C. Portée philosophique
Ainsi, toute éthique fondée uniquement sur l’observation (la simple description des phénomènes) se heurte à une limite : on ne peut obtenir de la prescription sans postuler d’abord une norme. Les approches naturalistes ou positivistes, qui veulent tirer la morale du fait, restent donc philosophiquement fragiles.

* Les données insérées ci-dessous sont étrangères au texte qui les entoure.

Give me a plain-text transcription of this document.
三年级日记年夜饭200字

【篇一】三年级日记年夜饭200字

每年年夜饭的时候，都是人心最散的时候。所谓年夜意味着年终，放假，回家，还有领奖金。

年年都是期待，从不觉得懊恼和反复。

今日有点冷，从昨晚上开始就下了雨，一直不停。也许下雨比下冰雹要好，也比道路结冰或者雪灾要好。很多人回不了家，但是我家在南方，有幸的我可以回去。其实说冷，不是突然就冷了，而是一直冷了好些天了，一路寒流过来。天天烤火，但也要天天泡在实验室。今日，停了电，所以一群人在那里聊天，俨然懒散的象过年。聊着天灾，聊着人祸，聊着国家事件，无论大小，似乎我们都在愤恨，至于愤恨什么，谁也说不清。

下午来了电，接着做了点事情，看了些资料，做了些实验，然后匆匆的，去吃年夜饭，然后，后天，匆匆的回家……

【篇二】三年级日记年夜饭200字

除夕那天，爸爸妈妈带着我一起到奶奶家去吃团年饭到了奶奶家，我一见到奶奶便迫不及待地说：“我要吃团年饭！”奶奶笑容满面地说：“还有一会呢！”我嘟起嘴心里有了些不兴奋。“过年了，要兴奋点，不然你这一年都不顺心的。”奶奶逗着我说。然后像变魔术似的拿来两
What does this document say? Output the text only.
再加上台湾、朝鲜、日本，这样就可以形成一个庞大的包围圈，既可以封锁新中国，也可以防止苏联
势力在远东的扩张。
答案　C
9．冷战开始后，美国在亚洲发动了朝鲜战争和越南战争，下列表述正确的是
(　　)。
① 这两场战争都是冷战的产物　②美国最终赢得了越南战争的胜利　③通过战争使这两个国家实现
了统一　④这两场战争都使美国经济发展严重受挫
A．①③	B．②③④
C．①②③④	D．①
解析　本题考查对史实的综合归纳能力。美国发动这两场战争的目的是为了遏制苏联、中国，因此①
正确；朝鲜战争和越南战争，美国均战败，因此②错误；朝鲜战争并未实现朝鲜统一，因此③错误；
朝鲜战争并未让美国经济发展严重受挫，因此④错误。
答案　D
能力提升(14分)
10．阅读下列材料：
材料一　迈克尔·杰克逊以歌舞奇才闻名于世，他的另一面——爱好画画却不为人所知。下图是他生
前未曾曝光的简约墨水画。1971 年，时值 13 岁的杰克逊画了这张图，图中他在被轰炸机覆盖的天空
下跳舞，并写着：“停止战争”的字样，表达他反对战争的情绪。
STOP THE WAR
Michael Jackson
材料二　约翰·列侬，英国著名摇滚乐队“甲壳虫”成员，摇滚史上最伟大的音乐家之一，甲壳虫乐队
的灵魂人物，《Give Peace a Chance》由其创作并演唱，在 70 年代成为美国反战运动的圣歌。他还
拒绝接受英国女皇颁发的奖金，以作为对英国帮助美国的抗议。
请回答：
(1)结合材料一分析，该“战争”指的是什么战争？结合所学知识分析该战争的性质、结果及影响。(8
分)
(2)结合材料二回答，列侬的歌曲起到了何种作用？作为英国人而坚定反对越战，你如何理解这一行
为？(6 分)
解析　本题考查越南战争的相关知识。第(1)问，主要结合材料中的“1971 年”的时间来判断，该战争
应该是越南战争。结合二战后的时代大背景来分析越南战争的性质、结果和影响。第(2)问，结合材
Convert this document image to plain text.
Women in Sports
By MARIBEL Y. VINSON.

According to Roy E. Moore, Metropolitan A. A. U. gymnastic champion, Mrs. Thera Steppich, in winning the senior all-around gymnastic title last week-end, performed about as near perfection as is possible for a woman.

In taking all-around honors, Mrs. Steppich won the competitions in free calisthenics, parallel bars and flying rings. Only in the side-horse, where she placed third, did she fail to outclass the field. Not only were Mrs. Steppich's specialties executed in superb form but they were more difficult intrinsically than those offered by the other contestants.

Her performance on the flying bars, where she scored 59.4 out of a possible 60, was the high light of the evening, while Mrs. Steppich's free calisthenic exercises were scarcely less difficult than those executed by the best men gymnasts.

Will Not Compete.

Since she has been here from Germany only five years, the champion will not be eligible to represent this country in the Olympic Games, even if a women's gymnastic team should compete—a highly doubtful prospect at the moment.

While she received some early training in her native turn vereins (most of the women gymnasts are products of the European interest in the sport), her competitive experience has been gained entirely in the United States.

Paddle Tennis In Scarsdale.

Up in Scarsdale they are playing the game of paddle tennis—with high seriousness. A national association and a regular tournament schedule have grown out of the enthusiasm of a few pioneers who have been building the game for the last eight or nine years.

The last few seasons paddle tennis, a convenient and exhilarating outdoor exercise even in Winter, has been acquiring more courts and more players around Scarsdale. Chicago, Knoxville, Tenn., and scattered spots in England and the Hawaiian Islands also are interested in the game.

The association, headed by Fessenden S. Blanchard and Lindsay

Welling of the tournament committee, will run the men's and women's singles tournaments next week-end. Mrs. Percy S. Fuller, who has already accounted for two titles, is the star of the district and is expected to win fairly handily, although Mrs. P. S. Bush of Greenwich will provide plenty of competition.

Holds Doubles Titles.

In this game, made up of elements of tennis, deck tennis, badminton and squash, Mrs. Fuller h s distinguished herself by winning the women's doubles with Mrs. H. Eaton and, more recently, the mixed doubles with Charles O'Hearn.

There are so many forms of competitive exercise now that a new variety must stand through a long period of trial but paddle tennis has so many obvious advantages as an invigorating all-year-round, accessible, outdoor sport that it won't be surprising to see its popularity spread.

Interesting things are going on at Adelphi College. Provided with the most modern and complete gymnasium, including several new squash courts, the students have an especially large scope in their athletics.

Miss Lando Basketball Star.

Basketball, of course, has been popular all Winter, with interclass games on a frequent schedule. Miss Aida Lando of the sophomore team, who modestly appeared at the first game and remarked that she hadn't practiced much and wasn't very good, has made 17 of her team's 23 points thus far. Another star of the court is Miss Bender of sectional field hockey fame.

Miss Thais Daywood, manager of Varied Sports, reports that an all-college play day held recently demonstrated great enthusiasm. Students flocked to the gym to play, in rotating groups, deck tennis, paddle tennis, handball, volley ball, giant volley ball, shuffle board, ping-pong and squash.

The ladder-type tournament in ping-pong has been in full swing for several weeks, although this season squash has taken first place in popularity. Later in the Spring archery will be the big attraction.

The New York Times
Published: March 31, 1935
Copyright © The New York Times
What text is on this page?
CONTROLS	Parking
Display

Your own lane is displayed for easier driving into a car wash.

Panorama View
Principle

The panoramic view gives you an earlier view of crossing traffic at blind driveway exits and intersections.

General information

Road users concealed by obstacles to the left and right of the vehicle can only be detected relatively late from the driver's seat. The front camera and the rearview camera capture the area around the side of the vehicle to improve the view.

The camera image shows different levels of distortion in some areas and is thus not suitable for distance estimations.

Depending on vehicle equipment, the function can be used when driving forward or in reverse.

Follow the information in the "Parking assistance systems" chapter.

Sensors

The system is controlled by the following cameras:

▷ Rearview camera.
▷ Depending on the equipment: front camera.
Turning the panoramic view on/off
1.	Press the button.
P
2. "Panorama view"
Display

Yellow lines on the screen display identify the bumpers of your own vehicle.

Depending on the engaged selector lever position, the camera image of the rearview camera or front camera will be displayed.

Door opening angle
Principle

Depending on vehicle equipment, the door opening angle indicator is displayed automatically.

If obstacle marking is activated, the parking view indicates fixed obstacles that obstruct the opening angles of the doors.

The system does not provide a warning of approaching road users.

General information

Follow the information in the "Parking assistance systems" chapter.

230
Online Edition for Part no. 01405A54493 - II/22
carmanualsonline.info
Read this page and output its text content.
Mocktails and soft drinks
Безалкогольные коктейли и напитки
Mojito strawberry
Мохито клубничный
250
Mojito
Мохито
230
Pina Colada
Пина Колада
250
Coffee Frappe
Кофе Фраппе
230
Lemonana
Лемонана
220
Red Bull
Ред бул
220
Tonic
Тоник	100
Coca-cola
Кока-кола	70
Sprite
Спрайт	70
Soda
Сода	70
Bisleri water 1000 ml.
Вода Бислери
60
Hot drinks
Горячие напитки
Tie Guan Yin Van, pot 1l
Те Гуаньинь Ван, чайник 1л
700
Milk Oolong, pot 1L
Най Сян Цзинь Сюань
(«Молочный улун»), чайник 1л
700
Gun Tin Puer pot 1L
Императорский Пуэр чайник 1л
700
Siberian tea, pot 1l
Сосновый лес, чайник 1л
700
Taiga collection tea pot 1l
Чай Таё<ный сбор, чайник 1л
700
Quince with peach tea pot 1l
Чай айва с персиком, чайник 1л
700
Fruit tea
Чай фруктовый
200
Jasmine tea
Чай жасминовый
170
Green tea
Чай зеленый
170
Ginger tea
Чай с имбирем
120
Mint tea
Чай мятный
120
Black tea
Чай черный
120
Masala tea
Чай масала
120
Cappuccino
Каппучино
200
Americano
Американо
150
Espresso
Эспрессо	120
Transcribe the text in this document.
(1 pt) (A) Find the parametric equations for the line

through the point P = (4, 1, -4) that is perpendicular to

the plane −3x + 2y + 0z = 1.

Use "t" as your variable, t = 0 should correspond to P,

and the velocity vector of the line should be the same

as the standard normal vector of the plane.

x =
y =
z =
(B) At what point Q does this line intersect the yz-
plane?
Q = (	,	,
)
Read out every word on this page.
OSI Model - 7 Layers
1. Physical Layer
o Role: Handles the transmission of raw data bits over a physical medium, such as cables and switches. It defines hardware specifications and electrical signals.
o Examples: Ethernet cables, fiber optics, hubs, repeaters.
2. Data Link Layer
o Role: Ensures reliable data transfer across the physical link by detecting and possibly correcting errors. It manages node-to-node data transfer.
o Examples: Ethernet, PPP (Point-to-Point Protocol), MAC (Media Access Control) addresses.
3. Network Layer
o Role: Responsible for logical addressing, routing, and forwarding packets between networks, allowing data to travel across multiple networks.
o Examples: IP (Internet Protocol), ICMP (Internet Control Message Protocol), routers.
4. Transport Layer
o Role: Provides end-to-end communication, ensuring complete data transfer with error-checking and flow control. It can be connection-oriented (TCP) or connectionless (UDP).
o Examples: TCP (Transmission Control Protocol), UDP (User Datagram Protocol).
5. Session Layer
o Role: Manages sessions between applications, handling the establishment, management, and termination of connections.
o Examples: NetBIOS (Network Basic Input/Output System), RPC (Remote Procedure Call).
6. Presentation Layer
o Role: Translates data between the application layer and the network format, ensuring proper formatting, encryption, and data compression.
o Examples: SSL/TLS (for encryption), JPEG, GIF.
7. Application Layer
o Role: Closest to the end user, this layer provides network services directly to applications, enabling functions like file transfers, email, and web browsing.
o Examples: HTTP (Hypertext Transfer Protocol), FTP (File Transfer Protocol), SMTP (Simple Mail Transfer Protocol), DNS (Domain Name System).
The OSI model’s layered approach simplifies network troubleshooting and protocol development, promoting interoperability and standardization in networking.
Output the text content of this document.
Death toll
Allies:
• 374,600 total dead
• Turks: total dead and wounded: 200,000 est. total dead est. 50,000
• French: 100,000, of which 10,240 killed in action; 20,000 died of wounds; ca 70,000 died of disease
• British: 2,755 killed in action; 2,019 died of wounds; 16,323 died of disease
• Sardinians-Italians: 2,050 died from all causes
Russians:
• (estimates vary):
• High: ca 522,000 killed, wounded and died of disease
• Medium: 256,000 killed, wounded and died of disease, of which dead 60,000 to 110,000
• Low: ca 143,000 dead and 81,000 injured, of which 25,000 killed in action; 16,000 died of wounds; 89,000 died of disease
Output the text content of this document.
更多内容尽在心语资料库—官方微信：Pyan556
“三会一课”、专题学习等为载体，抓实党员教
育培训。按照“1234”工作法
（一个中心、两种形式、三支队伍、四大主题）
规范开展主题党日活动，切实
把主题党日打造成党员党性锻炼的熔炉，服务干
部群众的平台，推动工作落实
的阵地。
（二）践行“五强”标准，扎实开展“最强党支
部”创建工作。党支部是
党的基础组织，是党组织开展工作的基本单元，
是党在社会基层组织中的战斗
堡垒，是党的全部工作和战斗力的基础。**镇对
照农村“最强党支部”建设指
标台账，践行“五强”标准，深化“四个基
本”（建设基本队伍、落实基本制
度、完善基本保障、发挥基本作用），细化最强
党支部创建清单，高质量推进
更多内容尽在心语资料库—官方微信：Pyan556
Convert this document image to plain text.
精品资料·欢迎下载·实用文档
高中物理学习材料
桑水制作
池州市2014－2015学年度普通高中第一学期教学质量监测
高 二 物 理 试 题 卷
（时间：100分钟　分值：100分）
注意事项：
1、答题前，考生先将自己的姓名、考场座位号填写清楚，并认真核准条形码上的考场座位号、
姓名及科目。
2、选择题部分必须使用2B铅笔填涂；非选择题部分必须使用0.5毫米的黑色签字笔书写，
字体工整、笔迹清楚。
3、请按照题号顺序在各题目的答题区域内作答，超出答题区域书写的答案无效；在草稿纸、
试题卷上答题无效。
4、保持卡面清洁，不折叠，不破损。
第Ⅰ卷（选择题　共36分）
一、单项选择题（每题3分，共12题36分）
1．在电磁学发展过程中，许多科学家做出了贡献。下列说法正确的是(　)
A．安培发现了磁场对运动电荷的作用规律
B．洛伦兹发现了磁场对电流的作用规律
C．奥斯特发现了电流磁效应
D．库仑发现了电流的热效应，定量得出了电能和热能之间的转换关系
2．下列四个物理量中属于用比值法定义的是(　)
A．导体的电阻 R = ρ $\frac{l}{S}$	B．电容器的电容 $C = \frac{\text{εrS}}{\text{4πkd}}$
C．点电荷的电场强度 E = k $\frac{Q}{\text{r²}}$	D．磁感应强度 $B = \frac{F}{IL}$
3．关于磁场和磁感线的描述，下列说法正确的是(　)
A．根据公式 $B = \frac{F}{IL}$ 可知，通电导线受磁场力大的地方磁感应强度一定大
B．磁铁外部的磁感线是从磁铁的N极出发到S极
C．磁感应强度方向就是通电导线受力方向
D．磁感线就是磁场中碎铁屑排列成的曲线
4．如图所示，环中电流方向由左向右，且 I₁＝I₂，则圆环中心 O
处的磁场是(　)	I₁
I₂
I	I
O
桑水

II. Le défi pour une vision athée et matérialiste du monde
A. L’athéisme et la morale sans transcendance
Dans un univers purement physique, il n’existe ni législateur moral ni finalité intrinsèque. Les lois de la nature décrivent ce qui est, non ce qui doit être. L’absence de Dieu rend vacante toute autorité normative suprême.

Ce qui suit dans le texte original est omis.